Рэйчел в конце концов села и придвинула табурет поближе к столу. Порывшись в бумагах, мистер Блейк вытащил из вороха то, что искал. На чертеже яма была представлена в виде высокой колонны, разделенной на одиннадцать горизонтальных секций, каждая пронумерована и поименована.
— Это первый этаж, — начал объяснять он. — Там они держат машины, как известно. Затем этаж номер два, здесь будет детская игровая комната с полноценным боулингом. Под ней кинотеатр. Далее спортзал. А потом pièce de résistance [21] — бассейн. И он займет три этажа.
— Три этажа?! Почему три?
— Потому что она хочет трамплин для прыжков в воду. Высокий. И пальмы. Пальмы! — Он расхохотался почти истерически. — Нам придется затащить туда пальмы. — Мистера Блейка опять затрясло, но несколько глотков чая умерили дрожь, и он ткнул пальцем в следующий уровень: — Теперь мы на восьмом этаже в винном погребе. С температурным режимом, естественно. Девятый уровень — хранилище ценностей. С соблюдением всех правил безопасности. Туда надо будет добираться на специальном лифте, обычные лифты там останавливаться не будут. Десятый уровень — повезло же вашей братии, здесь вы будете жить. Помещения для персонала.
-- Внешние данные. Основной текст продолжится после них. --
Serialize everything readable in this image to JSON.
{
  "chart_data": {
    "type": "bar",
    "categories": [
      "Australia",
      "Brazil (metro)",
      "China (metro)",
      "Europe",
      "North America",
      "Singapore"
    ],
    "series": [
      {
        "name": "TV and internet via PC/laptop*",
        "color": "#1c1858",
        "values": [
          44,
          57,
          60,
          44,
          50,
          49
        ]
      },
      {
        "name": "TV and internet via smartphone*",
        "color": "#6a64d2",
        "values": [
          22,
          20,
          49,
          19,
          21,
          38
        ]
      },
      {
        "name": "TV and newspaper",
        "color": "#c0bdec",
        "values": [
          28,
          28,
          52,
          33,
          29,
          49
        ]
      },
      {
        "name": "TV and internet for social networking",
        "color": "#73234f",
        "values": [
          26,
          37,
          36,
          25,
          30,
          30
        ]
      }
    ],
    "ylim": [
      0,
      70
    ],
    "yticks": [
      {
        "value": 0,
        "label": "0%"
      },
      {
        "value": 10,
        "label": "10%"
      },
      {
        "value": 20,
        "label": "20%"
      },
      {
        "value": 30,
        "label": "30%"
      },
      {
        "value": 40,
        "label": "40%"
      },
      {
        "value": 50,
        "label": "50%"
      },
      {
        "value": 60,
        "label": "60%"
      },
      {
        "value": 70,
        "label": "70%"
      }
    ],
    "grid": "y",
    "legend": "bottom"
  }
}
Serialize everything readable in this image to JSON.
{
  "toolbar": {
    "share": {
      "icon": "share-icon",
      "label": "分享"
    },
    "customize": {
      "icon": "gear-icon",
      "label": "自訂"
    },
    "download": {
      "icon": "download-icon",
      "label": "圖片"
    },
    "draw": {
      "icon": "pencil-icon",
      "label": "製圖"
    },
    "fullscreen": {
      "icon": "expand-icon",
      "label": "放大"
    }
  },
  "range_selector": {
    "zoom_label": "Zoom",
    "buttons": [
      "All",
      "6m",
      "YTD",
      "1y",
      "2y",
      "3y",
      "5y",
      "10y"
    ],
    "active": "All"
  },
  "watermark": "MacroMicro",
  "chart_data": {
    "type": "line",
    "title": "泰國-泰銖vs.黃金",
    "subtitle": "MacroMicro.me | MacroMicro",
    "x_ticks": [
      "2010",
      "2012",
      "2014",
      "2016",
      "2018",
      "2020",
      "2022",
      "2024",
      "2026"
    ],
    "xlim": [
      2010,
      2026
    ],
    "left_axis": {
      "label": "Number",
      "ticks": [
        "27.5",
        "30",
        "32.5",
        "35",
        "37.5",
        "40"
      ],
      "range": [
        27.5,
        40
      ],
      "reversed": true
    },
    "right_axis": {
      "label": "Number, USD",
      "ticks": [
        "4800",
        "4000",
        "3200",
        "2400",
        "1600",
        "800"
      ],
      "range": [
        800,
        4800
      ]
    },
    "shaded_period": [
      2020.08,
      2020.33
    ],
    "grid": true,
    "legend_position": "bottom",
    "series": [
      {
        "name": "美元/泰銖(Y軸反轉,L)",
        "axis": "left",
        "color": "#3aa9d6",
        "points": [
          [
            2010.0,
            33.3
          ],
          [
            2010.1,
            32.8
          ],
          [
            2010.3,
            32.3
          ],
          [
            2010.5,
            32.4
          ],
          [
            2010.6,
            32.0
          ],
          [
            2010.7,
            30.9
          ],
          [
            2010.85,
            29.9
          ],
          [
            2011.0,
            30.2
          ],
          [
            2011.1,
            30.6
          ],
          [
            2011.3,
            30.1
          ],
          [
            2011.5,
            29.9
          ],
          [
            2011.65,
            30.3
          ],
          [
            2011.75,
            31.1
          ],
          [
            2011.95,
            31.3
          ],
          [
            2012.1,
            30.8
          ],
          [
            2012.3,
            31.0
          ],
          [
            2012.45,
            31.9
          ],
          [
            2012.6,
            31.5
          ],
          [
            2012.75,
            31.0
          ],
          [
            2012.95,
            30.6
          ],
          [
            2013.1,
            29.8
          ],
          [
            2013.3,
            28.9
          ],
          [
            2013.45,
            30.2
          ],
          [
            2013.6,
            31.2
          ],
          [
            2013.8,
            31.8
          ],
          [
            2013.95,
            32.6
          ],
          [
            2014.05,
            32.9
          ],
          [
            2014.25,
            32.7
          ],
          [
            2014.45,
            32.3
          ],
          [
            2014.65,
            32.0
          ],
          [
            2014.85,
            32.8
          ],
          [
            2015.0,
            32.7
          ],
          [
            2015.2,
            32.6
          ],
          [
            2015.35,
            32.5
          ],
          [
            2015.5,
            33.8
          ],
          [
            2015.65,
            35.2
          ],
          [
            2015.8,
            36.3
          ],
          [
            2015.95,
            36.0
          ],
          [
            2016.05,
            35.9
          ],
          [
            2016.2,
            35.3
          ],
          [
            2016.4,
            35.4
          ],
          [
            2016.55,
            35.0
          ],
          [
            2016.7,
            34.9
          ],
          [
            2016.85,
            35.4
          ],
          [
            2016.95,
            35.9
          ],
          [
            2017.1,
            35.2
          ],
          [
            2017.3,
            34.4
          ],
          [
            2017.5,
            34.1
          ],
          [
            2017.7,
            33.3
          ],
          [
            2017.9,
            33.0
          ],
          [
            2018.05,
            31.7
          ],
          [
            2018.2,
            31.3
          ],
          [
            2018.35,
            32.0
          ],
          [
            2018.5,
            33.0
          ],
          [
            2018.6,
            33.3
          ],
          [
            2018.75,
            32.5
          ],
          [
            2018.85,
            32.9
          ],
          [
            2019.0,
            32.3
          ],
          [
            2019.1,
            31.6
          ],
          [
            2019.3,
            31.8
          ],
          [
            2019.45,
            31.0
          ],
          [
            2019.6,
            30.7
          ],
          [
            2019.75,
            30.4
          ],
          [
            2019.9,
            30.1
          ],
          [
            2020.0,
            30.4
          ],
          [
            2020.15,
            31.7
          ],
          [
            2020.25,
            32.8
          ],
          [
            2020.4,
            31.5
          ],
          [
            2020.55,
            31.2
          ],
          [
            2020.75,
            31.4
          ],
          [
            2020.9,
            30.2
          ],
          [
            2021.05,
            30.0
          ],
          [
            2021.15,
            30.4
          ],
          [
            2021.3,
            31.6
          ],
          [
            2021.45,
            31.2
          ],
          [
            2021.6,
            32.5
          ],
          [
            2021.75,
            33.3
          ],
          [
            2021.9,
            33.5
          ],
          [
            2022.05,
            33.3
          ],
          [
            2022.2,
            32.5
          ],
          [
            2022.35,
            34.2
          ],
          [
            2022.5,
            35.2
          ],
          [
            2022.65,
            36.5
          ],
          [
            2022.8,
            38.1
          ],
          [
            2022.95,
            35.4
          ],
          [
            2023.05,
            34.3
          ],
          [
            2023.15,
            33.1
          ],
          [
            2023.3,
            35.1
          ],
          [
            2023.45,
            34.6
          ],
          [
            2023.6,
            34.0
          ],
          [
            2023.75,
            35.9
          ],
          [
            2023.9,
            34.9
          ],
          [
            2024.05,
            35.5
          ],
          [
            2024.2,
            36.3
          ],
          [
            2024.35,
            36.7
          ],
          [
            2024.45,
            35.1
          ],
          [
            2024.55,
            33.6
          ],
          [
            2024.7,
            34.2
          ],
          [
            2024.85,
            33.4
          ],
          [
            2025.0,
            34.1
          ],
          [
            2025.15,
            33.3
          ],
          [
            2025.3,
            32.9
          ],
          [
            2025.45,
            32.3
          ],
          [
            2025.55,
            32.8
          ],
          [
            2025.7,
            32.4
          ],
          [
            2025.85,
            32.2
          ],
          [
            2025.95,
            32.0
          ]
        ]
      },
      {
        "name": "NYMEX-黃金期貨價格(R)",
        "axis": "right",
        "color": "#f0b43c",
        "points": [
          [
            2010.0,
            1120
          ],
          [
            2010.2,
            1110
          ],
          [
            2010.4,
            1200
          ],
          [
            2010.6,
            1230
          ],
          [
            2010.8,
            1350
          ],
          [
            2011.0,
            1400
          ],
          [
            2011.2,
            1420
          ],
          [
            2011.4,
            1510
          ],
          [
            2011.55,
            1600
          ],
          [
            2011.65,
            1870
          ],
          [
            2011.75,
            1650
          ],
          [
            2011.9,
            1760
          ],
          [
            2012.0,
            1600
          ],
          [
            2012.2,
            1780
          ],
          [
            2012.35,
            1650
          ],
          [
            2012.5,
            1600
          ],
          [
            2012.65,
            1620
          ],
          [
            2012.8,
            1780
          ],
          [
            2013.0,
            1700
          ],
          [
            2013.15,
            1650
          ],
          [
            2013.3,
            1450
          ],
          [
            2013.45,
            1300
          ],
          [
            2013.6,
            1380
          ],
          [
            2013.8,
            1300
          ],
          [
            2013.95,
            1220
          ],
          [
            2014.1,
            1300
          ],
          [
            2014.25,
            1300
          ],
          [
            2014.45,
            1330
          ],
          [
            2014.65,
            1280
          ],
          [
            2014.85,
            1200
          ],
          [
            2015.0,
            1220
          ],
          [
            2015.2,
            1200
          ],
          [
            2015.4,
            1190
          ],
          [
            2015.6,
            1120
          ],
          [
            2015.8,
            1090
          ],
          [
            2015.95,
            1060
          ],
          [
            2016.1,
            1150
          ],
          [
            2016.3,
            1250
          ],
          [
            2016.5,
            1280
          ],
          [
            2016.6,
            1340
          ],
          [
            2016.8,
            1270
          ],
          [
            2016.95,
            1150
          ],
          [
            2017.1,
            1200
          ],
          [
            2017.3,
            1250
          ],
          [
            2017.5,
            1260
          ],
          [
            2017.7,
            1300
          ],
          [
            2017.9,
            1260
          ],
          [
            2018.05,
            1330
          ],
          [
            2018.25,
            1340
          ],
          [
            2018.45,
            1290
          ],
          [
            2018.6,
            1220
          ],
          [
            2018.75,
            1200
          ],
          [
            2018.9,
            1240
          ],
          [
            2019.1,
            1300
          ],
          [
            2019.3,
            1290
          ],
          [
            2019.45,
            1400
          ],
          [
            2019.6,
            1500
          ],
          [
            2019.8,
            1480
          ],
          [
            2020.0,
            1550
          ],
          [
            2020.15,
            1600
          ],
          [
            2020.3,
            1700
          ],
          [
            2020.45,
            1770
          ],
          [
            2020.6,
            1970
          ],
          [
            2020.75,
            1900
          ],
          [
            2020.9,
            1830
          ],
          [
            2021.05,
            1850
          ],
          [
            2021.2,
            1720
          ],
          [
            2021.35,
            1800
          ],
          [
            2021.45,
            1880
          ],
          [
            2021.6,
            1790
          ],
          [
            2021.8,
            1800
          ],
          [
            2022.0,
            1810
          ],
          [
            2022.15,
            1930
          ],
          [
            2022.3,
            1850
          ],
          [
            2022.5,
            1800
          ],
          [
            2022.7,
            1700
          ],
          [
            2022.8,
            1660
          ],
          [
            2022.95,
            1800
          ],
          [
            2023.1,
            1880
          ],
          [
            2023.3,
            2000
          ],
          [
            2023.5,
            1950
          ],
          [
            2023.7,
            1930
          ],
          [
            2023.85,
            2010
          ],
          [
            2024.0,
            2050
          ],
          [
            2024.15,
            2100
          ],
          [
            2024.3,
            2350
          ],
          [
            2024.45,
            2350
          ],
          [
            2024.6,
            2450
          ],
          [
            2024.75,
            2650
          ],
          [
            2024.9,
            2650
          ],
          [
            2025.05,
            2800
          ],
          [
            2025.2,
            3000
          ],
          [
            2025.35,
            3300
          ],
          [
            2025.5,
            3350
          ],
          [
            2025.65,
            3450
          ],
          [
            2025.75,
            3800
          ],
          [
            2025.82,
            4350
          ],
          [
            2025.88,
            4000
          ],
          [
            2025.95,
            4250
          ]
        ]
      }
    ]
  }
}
— Хотите сказать, из дома нас выселят?
— Точнее, переселят — под землю. Забудьте о дневном свете, вы сможете на него полюбоваться только в рабочие часы.
— Так, ладно… А этот, — она указала на последний уровень на чертеже, — номер одиннадцать. Что там будет?
— Номер одиннадцать? — засмеялся мистер Блейк. — О нем-то она и сообщила мне сегодня утром. Ее новая идея. И она только что мне об этом сказала.
— Но для чего он?
— Ни для чего. Она не может придумать, что с ним делать.
— Тогда зачем его выкапывать? — не поняла Рэйчел. — Почему она этого хочет?
— Хочет, — ответил мистер Блейк, — потому что его можно вырыть. И потому что она может себе это позволить. А еще потому, что… ну, например, ни у кого нет одиннадцатиэтажного подвала, а у нее будет. Или она слыхала, что у кого-то десять этажей, и решила их перещеголять. Кто ее знает? Она безумна. Эти люди, они больные на всю голову. — Он еще раз поглядел на чертеж и показал на уровень номер 11 подрагивающим пальцем: — Вот оно, прямое тому доказательство.
12
От: Вэл Даблдэй
Кому: Рэйчел Уэллс
Тема:
23 / 01 / 2015 21:55
Дорогая Рэйчел,
Я собиралась написать тебе, с тех пор как мы с тобой тогда случайно встретились. Но очень трудно сказать то, что нужно сказать.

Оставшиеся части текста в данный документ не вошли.